CPA Australia backs Productivity Commission call to rethink occupation entry requirements
Content Summary
- Report highlights disproportionate entry requirements for financial advisers
- New tier for low-risk registered company auditor activities a positive move
Australia’s largest accounting body, CPA Australia, has welcomed the Productivity Commission’s acknowledgement that entry requirements for financial advisers are disproportionate to the level of risk, which is contributing to the sharp decline in the number of advisers and limiting the public’s access to affordable advice.
The number of financial advisers listed on the Financial Adviser Register has almost halved in six years, down from 26,500 in 2019 to just 15,300 as of July 2025.
CPA Australia Chief Executive Officer, Chris Freeland AM, says the Commission’s draft recommendation to remove excessive occupational entry regulations that offer limited benefits could be an encouraging first step to achieve reforms for financial advisers.
“We’re pleased that the Productivity Commission has acknowledged our calls for an overhaul of the entry requirements for financial advisers, which is ultimately having a detrimental effect on the public’s ability to seek professional financial advice at a time when they need it most, such as nearing retirement,” said Mr Freeland.
“The cumulative effect of the regulatory burden imposed on the profession in recent years has demoralised advisers to the point where many are now walking away from businesses they grew from the ground up, while fewer new professionals are entering it to fill the gap because of the current entry requirements.
“Government needs to work constructively with the profession to understand these issues and begin to address them before the number of financial advisers reaches a critical level.
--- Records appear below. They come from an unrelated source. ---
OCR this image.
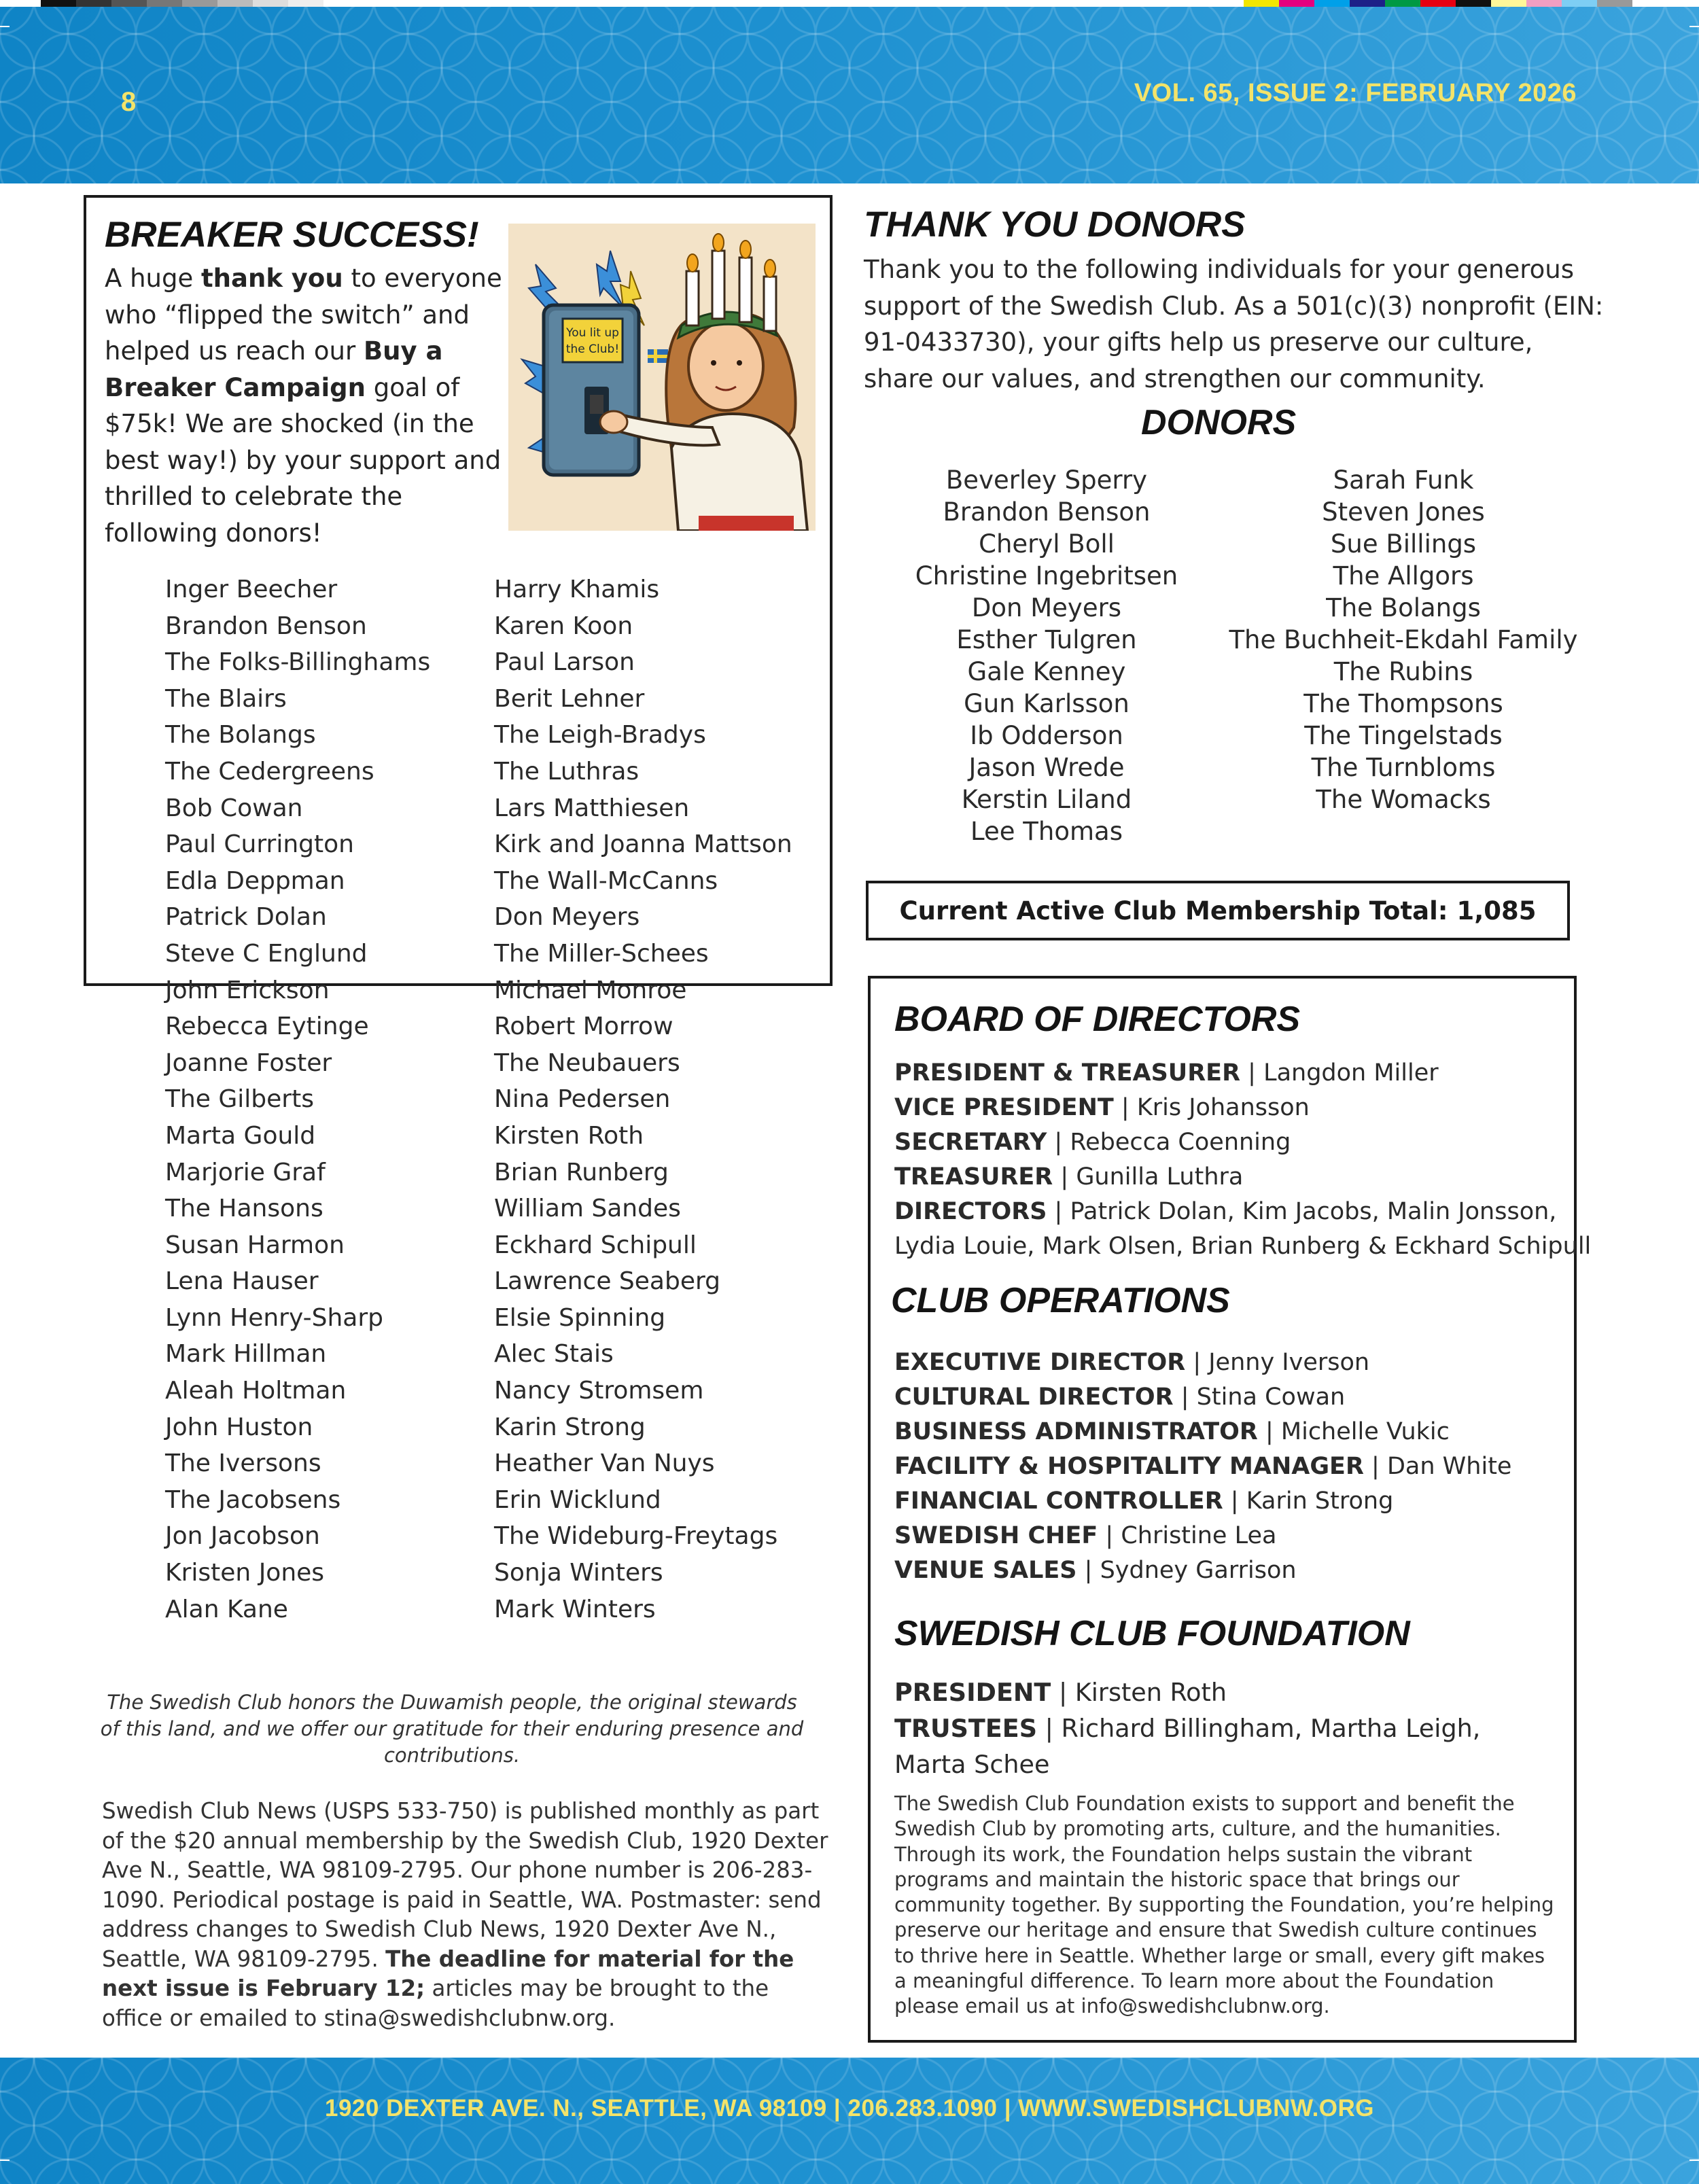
8	VOL. 65, ISSUE 2: FEBRUARY 2026
BREAKER SUCCESS!
A huge thank you to everyone who “flipped the switch” and helped us reach our Buy a Breaker Campaign goal of $75k! We are shocked (in the best way!) by your support and thrilled to celebrate the following donors!
You lit up
the Club!
Inger Beecher
Brandon Benson
The Folks-Billinghams
The Blairs
The Bolangs
The Cedergreens
Bob Cowan
Paul Currington
Edla Deppman
Patrick Dolan
Steve C Englund
John Erickson
Rebecca Eytinge
Joanne Foster
The Gilberts
Marta Gould
Marjorie Graf
The Hansons
Susan Harmon
Lena Hauser
Lynn Henry-Sharp
Mark Hillman
Aleah Holtman
John Huston
The Iversons
The Jacobsens
Jon Jacobson
Kristen Jones
Alan Kane
Harry Khamis
Karen Koon
Paul Larson
Berit Lehner
The Leigh-Bradys
The Luthras
Lars Matthiesen
Kirk and Joanna Mattson
The Wall-McCanns
Don Meyers
The Miller-Schees
Michael Monroe
Robert Morrow
The Neubauers
Nina Pedersen
Kirsten Roth
Brian Runberg
William Sandes
Eckhard Schipull
Lawrence Seaberg
Elsie Spinning
Alec Stais
Nancy Stromsem
Karin Strong
Heather Van Nuys
Erin Wicklund
The Wideburg-Freytags
Sonja Winters
Mark Winters
The Swedish Club honors the Duwamish people, the original stewards of this land, and we offer our gratitude for their enduring presence and contributions.
Swedish Club News (USPS 533-750) is published monthly as part of the $20 annual membership by the Swedish Club, 1920 Dexter Ave N., Seattle, WA 98109-2795. Our phone number is 206-283-1090. Periodical postage is paid in Seattle, WA. Postmaster: send address changes to Swedish Club News, 1920 Dexter Ave N., Seattle, WA 98109-2795. The deadline for material for the next issue is February 12; articles may be brought to the office or emailed to stina@swedishclubnw.org.
THANK YOU DONORS
Thank you to the following individuals for your generous support of the Swedish Club. As a 501(c)(3) nonprofit (EIN: 91-0433730), your gifts help us preserve our culture, share our values, and strengthen our community.
DONORS
Beverley Sperry
Brandon Benson
Cheryl Boll
Christine Ingebritsen
Don Meyers
Esther Tulgren
Gale Kenney
Gun Karlsson
Ib Odderson
Jason Wrede
Kerstin Liland
Lee Thomas
Sarah Funk
Steven Jones
Sue Billings
The Allgors
The Bolangs
The Buchheit-Ekdahl Family
The Rubins
The Thompsons
The Tingelstads
The Turnbloms
The Womacks
Current Active Club Membership Total: 1,085
BOARD OF DIRECTORS
PRESIDENT & TREASURER | Langdon Miller
VICE PRESIDENT | Kris Johansson
SECRETARY | Rebecca Coenning
TREASURER | Gunilla Luthra
DIRECTORS | Patrick Dolan, Kim Jacobs, Malin Jonsson,
Lydia Louie, Mark Olsen, Brian Runberg & Eckhard Schipull
CLUB OPERATIONS
EXECUTIVE DIRECTOR | Jenny Iverson
CULTURAL DIRECTOR | Stina Cowan
BUSINESS ADMINISTRATOR | Michelle Vukic
FACILITY & HOSPITALITY MANAGER | Dan White
FINANCIAL CONTROLLER | Karin Strong
SWEDISH CHEF | Christine Lea
VENUE SALES | Sydney Garrison
SWEDISH CLUB FOUNDATION
PRESIDENT | Kirsten Roth
TRUSTEES | Richard Billingham, Martha Leigh,
Marta Schee
The Swedish Club Foundation exists to support and benefit the Swedish Club by promoting arts, culture, and the humanities. Through its work, the Foundation helps sustain the vibrant programs and maintain the historic space that brings our community together. By supporting the Foundation, you’re helping preserve our heritage and ensure that Swedish culture continues to thrive here in Seattle. Whether large or small, every gift makes a meaningful difference. To learn more about the Foundation please email us at info@swedishclubnw.org.
1920 DEXTER AVE. N., SEATTLE, WA 98109 | 206.283.1090 | WWW.SWEDISHCLUBNW.ORG
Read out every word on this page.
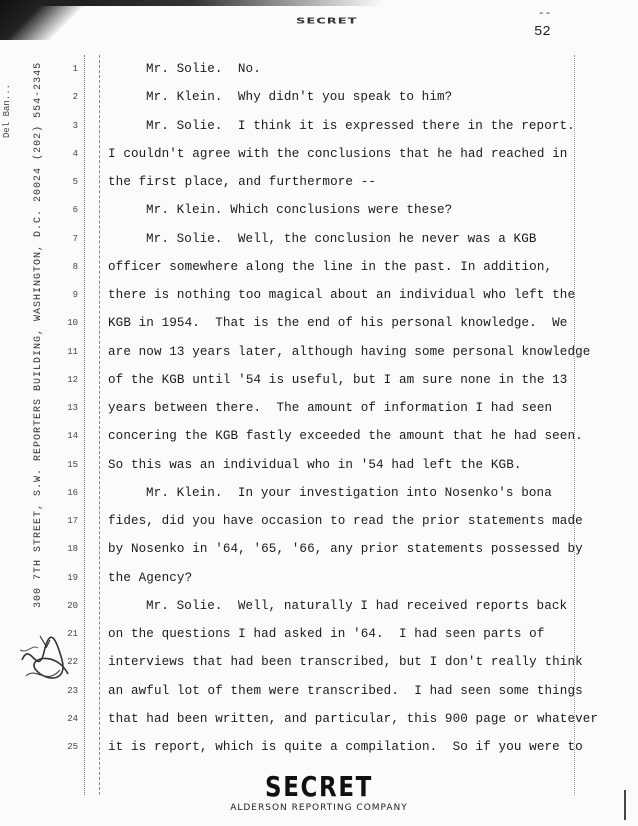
SECRET
--
52
Del Ban... 300 7TH STREET, S.W. REPORTERS BUILDING, WASHINGTON, D.C. 20024 (202) 554-2345	1	Mr. Solie.  No.
2	Mr. Klein.  Why didn't you speak to him?
3	Mr. Solie.  I think it is expressed there in the report.
4 I couldn't agree with the conclusions that he had reached in
5 the first place, and furthermore --
6	Mr. Klein. Which conclusions were these?
7	Mr. Solie.  Well, the conclusion he never was a KGB
8 officer somewhere along the line in the past. In addition,
9 there is nothing too magical about an individual who left the
10 KGB in 1954.  That is the end of his personal knowledge.  We
11 are now 13 years later, although having some personal knowledge
12 of the KGB until '54 is useful, but I am sure none in the 13
13 years between there.  The amount of information I had seen
14 concering the KGB fastly exceeded the amount that he had seen.
15 So this was an individual who in '54 had left the KGB.
16	Mr. Klein.  In your investigation into Nosenko's bona
17 fides, did you have occasion to read the prior statements made
18 by Nosenko in '64, '65, '66, any prior statements possessed by
19 the Agency?
20	Mr. Solie.  Well, naturally I had received reports back
21 on the questions I had asked in '64.  I had seen parts of
22 interviews that had been transcribed, but I don't really think
23 an awful lot of them were transcribed.  I had seen some things
24 that had been written, and particular, this 900 page or whatever
25 it is report, which is quite a compilation.  So if you were to
SECRET
ALDERSON REPORTING COMPANY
The Productivity Commission acknowledging that entry requirements are disproportionate to the level of risk is a positive step in the right direction.”
CPA Australia also welcomes the Productivity Commission’s recommendation to revise requirements for Registered Company Auditors (RCAs) by introducing a tier of licensing for lower-risk assurance activities.
“The entry requirements for RCAs are highly restrictive, which is necessary to ensure the appropriate level of expertise and regulatory oversight for the audit of highly complex entities such as listed companies or multinational enterprises,” said Mr Freeland.
“However, the current entry requirements do not adequately differentiate between various audit risks, leading to unnecessary barriers and costs for lower-risk audit engagements. This risks undermining the pipeline of future auditors at a time when demand for independent assurance is growing, particularly in emerging areas like sustainability reporting.
“The current regulatory demands, while intended to maintain high audit quality for more complex entities, disproportionately impact small accounting firms and sole practitioners, making becoming an RCA increasingly difficult. The recommendation to introduce a new tier of licensing for lower-risk assurance activities is practical and sensible.”
CPA Australia is also encouraged by the Productivity Commission’s recommendation to provide targeted incentives to lift work-related training rates in SMEs, but urges the government not to overlook the need to support small business owners in upskilling, especially when it comes to new technologies such as artificial intelligence.